Official data show Uganda bought 7.46 million kilowatt-hours (kWh) of power in the period to October, down from 33.84 million in the same period last year — maintaining the downward trend that started last year.
Uganda paid Kenya Sh710 million in the first 10 months of last year. This denied Kenya an opportunity to gain from the higher tariff of Sh21 per unit the two countries inked in 2014, up from between Sh8 and Sh10.
Kampala is gaining from the increased sale to Kenya, which imported 196.2 million kWh in the period compared to 61.58 million units in the same 10-month window last year, marking a 221 per cent growth. Kenya paid Uganda about Sh4.1 billion for power sales in the first 10 months to October, making Kampala the key beneficiary of the higher tariff.

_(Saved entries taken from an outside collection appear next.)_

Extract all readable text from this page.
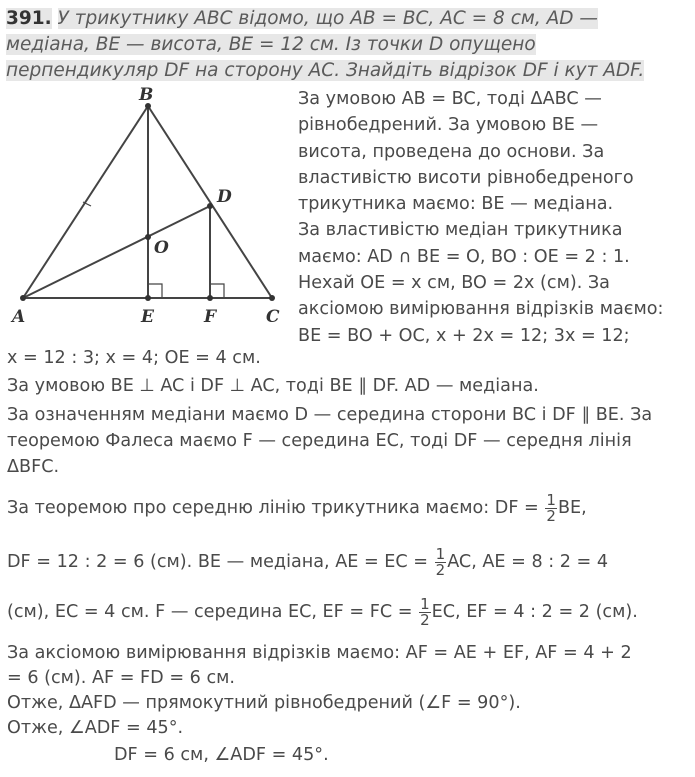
391. У трикутнику ABC відомо, що AB = BC, AC = 8 см, AD —
медіана, BE — висота, BE = 12 см. Із точки D опущено
перпендикуляр DF на сторону AC. Знайдіть відрізок DF і кут ADF.
B
A	E	F	C
D
O
За умовою AB = BC, тоді ΔABC —
рівнобедрений. За умовою BE —
висота, проведена до основи. За
властивістю висоти рівнобедреного
трикутника маємо: BE — медіана.
За властивістю медіан трикутника
маємо: AD ∩ BE = O, BO : OE = 2 : 1.
Нехай OE = x см, BO = 2x (см). За
аксіомою вимірювання відрізків маємо:
BE = BO + OC, x + 2x = 12; 3x = 12;
x = 12 : 3; x = 4; OE = 4 см.
За умовою BE ⊥ AC і DF ⊥ AC, тоді BE ∥ DF. AD — медіана.
За означенням медіани маємо D — середина сторони BC і DF ∥ BE. За
теоремою Фалеса маємо F — середина EC, тоді DF — середня лінія
ΔBFC.
За теоремою про середню лінію трикутника маємо: DF = $\frac{1}{2}$ BE,
DF = 12 : 2 = 6 (см). BE — медіана, AE = EC = $\frac{1}{2}$ AC, AE = 8 : 2 = 4
(см), EC = 4 см. F — середина EC, EF = FC = $\frac{1}{2}$ EC, EF = 4 : 2 = 2 (см).
За аксіомою вимірювання відрізків маємо: AF = AE + EF, AF = 4 + 2
= 6 (см). AF = FD = 6 см.
Отже, ΔAFD — прямокутний рівнобедрений (∠F = 90°).
Отже, ∠ADF = 45°.
DF = 6 см, ∠ADF = 45°.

The Energy Regulatory Commission links the falling exports to Uganda to reduced demand from Kampala and depressed hydropower generation in Kenya following a drought that hurt electricity production dams.
At Sh21 per unit, the Uganda power is seven times costlier than hydropower generated from local dams.
Kenya experienced drought last year after low rainfall during the March –June season, which drove down water levels in dams and ultimately cut hydropower generation.
The hydroelectricity supply shortfall was plugged by increased intake of imports and expensive diesel-fired power, setting up Kenyans for costly energy bills.
Kenya has a direct electricity transmission line connecting with Uganda via Tororo, enabling bulk power imports.
Uganda is the largest market for Kenyan goods and has recently been pushing for an increased sale of its good to its neighbouring countries.